A nova tarifa, de R$ 5,90 para automóveis, caminhonetes e furgões, entrou em vigor na última segunda-feira (14), conforme anúncio feito pela concessionária.
Segundo o MPF, a motivação para a revisão extraordinária foi questionada, e tanto a Arteris quanto a Agência Nacional de Transportes Terrestres (ANTT) apresentaram justificativas que incluem a prestação de contas de desapropriações e gastos com serviços postais para envio de notificações de autuação da Polícia Rodoviária Federal.
Além disso, a agência e a empresa alegaram um desequilíbrio econômico-financeiro causado pelos impactos da pandemia de Covid-19 sobre os preços dos insumos usados em obras rodoviárias.
Também foram citados custos de conservação, manutenção, operação, monitoramento e reposição de túneis do Contorno Viário da Grande Florianópolis.
O procurador Carlos Augusto Dutra, responsável pelo caso, afirmou que, caso seja comprovada alguma irregularidade nos parâmetros usados para o reajuste da tarifa básica, o MPF adotará as medidas judiciais e extrajudiciais cabíveis para proteger os direitos dos usuários.
A mudança afeta cinco praças de pedágio administradas pela Arteris, abrangendo trechos da BR-116/PR (Contorno Leste), BR-376/PR, BR-101/SC e o Contorno de Florianópolis.
O valor anterior era de R$ 5,70. As cidades impactadas são: São José dos Pinhais (PR), Garuva (SC), Araquari (SC), Porto Belo (SC) e Palhoça (SC).
A concessionária declarou que mantém o compromisso com a segurança viária, a fluidez do tráfego e a qualidade da infraestrutura, além de oferecer diversas formas de pagamento, como cartões, tecnologia de aproximação, smartphones e smartwatches.
Confira os novos valores por categoria de veículo:
Automóvel, caminhonete e furgão (2 eixos, rodagem simples, multiplicador 1): R$ 5,90;
Caminhão leve, ônibus, caminhão-trator e furgão (2 eixos, rodagem dupla, multiplicador 2): R$ 11,80;
Automóvel com semi-reboque e caminhonete com semi-reboque (3 eixos, rodagem simples, multiplicador 1,5): R$ 8,85;
Caminhão, caminhão-trator, caminhão-trator com semi-reboque e ônibus (3 eixos, rodagem dupla, multiplicador 3): R$ 17,70;
Automóvel com reboque e caminhonete com reboque (4 eixos, rodagem simples, multiplicador 2): R$ 11,80;
Caminhão com reboque e caminhão-trator com semi-reboque (4 eixos, rodagem dupla, multiplicador 4): R$ 23,60;
Caminhão com reboque e caminhão-trator com semi-reboque (5 eixos, rodagem dupla, multiplicador 5): R$ 29,50;
Caminhão com reboque e caminhão-trator com semi-reboque (6 eixos, rodagem dupla, multiplicador 6): R$ 35,40;
Motocicletas, motonetas, triciclos e bicicletas a motor (2 eixos, rodagem simples, multiplicador 0,5): R$ 2,95.

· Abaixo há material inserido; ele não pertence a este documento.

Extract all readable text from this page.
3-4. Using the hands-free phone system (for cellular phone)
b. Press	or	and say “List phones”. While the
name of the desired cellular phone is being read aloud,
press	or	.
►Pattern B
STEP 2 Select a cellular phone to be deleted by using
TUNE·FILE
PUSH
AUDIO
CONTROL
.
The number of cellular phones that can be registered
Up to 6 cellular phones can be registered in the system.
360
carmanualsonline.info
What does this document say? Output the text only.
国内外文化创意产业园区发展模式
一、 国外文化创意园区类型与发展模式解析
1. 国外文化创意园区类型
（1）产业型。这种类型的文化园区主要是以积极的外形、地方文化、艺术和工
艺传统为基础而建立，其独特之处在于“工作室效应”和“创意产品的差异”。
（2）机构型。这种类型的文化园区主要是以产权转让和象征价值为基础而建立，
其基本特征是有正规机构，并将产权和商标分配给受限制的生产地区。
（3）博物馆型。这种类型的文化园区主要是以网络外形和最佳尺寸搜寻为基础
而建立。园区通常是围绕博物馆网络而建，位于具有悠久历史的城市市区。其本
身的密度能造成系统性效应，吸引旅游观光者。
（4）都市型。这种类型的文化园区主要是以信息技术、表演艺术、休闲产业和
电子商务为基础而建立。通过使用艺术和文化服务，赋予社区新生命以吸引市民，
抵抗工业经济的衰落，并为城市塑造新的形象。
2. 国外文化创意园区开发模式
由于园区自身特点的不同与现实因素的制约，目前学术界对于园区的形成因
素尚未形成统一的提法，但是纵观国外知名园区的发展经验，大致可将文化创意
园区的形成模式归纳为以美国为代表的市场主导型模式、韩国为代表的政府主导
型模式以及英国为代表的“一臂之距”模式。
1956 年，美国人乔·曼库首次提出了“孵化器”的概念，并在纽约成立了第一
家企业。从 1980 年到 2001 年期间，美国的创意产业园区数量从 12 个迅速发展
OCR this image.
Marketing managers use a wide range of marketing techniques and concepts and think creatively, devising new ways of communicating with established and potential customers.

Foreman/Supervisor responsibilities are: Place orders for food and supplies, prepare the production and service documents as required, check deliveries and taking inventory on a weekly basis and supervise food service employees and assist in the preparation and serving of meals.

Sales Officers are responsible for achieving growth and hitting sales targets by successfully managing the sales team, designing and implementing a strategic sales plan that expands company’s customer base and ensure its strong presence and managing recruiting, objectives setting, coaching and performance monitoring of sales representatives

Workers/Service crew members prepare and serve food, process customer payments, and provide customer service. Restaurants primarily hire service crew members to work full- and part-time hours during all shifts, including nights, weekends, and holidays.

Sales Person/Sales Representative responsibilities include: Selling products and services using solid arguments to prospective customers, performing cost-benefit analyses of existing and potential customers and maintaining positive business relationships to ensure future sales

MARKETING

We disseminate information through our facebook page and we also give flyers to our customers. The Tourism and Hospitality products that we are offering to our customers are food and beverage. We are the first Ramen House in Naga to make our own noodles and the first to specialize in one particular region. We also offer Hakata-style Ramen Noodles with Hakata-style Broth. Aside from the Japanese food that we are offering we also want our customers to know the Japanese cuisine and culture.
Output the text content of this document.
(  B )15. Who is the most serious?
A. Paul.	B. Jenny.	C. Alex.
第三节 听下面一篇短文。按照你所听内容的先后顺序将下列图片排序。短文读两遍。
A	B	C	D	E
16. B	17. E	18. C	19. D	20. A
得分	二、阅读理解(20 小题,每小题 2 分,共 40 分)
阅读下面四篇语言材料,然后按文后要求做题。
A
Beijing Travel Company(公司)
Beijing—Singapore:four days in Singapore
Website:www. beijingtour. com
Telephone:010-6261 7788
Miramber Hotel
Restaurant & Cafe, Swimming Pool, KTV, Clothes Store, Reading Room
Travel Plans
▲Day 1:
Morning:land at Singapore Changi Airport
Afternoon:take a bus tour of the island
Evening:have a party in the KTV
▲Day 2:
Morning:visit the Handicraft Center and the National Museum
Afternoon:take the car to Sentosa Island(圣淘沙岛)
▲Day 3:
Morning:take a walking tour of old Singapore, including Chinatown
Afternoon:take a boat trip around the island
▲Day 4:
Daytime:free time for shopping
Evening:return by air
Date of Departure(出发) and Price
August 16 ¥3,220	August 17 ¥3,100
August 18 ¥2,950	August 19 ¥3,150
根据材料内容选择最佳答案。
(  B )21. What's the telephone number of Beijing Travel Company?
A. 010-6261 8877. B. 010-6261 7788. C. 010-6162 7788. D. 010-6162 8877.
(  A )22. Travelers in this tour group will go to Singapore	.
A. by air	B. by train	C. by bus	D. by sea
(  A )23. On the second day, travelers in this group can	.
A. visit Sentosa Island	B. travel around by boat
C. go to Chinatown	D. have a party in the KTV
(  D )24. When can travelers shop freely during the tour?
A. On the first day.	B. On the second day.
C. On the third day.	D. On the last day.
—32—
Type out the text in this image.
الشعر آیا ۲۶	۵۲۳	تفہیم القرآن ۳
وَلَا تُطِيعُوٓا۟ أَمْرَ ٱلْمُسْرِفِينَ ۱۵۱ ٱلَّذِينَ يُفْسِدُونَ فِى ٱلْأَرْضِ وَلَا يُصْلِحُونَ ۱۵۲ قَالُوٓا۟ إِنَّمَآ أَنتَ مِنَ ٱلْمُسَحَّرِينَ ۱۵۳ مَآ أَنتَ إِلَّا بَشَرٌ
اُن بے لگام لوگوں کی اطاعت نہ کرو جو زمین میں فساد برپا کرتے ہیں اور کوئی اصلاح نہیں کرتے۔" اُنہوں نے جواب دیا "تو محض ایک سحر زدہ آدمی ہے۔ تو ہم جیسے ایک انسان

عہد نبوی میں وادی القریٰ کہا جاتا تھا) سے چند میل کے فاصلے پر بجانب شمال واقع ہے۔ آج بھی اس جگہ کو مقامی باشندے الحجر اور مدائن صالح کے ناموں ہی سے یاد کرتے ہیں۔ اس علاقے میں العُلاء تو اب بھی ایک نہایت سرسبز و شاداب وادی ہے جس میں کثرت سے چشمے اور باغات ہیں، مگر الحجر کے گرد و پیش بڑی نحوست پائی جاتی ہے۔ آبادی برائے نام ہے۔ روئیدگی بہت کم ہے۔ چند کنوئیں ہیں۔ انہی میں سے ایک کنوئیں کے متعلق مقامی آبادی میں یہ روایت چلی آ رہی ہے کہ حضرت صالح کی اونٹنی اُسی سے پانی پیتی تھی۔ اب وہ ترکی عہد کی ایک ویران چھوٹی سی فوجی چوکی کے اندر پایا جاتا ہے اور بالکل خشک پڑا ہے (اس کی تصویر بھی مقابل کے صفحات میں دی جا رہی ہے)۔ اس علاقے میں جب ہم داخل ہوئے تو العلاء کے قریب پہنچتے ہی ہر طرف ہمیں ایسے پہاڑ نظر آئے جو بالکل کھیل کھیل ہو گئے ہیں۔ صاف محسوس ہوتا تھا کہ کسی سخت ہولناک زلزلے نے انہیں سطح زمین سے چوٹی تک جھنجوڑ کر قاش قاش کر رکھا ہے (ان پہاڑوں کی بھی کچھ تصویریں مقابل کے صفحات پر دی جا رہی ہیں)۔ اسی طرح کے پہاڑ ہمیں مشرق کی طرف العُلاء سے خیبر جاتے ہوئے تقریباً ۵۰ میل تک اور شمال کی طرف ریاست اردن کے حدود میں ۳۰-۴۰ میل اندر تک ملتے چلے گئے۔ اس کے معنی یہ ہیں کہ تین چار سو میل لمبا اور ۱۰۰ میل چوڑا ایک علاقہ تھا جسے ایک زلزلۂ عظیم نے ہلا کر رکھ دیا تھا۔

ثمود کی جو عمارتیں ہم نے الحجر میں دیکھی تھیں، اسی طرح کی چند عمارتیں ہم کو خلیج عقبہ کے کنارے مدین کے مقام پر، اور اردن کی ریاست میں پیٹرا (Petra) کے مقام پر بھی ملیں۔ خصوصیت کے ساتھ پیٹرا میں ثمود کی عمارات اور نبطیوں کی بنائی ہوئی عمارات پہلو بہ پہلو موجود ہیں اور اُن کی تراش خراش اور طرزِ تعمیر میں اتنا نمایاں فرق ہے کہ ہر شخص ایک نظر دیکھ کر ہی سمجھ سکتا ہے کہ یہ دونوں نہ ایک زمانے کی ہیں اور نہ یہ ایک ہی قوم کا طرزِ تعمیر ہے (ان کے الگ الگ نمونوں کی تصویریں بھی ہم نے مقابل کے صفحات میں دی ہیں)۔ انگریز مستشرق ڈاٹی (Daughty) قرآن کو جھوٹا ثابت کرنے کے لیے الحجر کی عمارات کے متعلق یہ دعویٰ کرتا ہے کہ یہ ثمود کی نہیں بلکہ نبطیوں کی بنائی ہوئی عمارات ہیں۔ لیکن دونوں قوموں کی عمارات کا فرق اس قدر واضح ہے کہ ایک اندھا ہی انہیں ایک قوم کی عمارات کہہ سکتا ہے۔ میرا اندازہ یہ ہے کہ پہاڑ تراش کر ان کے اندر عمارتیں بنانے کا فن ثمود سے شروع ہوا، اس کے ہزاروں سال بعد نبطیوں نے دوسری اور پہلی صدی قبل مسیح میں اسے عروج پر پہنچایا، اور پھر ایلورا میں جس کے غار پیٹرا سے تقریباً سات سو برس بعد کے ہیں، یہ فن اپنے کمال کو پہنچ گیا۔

O condutor que tentar evitar o pagamento do pedágio comete infração grave, de acordo com o Código de Trânsito Brasileiro. A penalidade é multa de R$ 195 e a perda de cinco pontos na Carteira Nacional de Habilitação (CNH).
A fiscalização fica a cargo da Polícia Rodoviária Federal e de sistemas de câmeras com leitura de placas.
A Resolução nº 6.032 estabelece que alguns veículos são isentos do pagamento, como os registrados como oficiais e os do corpo diplomático, independentemente de cadastro prévio.
Já os veículos oficiais sem identificação, os locados ou contratados pela Administração Pública e os isentos por decisão judicial precisam ser previamente cadastrados e apresentar, nas praças, o documento fornecido pela concessionária que comprove a isenção.